Inside bstream, one of the most important elements for proper blockchain linearity is the ForkDB, a graph-based data structure that mimics the forking logic used by the native node. ForkDB receives all blocks and orders them based on the parent-child relationship defined by the chain, keeping around active forked branches and reorgs that happen on-chain.

When a branch of blocks becomes the longest chain of blocks, the ForkDB will switch to it, emitting a series of events for proper handling of forks (like new 1b, new 2b, undo 2b, new 2a, new 3a, etc.). Active forks are kept until a certain level of confirmation is achieved (exact rules can be configured for specific chain), and when block(s) become final (a.k.a irreversible). Specific irreversibility events are emitted by the ForkDB instance.

Each event emitted contains the step’s type (either new, undo, or irreversible), the block it relates to, and a cursor.

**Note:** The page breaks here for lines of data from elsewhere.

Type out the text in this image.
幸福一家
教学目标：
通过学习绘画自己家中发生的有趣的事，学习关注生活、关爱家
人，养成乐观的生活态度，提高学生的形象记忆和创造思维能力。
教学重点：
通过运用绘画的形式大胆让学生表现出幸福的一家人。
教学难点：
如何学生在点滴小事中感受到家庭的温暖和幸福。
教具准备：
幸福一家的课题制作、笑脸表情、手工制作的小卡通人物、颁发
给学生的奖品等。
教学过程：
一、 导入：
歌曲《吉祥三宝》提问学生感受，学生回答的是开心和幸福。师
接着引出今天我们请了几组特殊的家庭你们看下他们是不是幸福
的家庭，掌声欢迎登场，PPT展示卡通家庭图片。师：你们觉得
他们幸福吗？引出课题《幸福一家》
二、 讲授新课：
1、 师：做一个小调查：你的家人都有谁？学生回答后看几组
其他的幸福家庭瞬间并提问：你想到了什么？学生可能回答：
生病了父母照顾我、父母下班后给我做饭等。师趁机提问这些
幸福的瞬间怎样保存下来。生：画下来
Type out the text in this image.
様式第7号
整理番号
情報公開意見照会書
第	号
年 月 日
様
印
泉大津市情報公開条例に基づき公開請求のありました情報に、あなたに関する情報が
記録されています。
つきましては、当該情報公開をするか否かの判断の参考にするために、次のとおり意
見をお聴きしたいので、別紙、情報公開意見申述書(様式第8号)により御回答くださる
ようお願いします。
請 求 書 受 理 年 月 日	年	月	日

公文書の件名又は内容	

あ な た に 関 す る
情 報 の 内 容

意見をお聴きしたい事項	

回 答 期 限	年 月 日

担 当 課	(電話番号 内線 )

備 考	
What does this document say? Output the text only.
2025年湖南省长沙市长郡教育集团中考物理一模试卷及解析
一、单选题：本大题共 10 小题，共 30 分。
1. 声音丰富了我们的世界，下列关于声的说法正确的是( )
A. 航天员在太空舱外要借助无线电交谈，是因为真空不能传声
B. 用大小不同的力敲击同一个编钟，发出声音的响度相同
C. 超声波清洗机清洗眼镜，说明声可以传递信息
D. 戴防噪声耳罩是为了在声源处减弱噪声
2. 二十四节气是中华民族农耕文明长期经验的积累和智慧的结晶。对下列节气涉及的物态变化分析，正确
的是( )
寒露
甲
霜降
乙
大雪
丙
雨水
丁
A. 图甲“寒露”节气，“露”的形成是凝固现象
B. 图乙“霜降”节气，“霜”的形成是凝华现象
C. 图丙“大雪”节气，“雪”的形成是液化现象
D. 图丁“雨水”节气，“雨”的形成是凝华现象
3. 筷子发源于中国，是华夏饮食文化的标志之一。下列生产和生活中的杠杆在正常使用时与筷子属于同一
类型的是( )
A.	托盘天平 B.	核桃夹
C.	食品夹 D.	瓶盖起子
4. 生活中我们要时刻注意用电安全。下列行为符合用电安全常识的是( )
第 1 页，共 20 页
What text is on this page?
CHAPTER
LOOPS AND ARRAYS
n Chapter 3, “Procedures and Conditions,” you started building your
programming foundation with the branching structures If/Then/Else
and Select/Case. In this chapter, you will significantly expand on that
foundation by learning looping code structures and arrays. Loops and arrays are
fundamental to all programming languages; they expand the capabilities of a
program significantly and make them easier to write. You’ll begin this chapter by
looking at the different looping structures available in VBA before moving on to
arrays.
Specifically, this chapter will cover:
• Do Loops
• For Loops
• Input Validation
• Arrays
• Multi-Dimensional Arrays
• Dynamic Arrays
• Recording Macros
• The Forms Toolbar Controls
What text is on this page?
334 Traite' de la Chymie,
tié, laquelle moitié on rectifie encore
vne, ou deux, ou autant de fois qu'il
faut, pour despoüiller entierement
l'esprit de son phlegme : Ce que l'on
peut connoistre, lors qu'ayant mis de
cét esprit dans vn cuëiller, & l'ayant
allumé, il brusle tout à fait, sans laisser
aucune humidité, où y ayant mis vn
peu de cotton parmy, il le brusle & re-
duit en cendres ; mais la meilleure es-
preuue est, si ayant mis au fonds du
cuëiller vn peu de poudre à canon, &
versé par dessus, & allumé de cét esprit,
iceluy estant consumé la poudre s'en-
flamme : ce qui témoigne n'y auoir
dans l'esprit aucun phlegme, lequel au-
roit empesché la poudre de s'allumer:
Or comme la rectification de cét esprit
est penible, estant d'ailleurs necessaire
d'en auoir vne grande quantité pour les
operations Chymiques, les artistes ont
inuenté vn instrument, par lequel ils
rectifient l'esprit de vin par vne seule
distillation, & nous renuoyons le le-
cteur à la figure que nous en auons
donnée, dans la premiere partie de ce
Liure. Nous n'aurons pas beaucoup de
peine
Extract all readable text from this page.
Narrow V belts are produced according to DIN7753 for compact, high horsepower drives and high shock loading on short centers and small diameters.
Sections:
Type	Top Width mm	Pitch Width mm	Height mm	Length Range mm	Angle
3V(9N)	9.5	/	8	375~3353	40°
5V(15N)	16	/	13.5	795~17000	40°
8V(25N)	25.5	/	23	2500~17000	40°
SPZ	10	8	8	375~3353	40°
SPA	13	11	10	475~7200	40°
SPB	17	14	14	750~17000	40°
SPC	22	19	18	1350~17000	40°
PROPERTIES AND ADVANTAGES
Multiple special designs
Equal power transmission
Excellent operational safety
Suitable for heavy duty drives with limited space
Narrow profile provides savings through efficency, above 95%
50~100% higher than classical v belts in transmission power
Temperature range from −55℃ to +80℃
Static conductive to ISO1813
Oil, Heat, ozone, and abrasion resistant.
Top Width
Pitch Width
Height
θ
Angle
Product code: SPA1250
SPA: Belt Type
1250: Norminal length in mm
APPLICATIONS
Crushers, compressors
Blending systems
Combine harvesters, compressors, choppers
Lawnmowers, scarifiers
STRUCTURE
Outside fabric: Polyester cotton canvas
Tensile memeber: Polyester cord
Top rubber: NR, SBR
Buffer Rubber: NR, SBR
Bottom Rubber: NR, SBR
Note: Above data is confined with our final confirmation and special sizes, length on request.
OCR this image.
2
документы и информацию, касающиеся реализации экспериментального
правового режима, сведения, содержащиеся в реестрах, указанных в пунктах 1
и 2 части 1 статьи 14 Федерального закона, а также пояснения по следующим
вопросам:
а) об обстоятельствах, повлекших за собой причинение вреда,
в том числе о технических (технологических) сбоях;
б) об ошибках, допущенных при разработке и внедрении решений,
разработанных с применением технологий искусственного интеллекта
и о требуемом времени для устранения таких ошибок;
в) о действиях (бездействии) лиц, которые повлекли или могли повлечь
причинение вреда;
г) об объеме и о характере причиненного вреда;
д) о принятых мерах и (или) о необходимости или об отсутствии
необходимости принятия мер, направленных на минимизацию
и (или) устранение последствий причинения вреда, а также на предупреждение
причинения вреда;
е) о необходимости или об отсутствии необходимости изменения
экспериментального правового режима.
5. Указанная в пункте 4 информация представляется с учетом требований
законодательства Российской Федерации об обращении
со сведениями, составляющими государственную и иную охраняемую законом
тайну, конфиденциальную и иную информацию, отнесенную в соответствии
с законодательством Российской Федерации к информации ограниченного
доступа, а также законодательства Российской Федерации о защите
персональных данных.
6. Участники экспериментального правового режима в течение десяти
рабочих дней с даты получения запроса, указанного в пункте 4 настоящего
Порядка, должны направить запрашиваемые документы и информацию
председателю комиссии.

The cursor contains information required to reconstruct an equivalent instance of the ForkDB in the correct branch, forked or canonical, enabling a perfect resume of the stream of events where the consumer left off. To visualize, the cursor points to a specific position in the stream of events emitted by ForkDB and as such, the blockchain itself.

The bstream library is chain-agnostic, and is only concerned about the concept of a Block, containing the minimal required metadata to maintain the consistency of the chain. Block carries a protocol buffer bytes payload which is decoded by the consumer to one of the supported chain-specific Block definitions, such as sf.ethereum.codec.v1.Block.

We’ve now covered everything required to understand the Firehose data flow, from data acquisition to producing a consumable stream of blocks.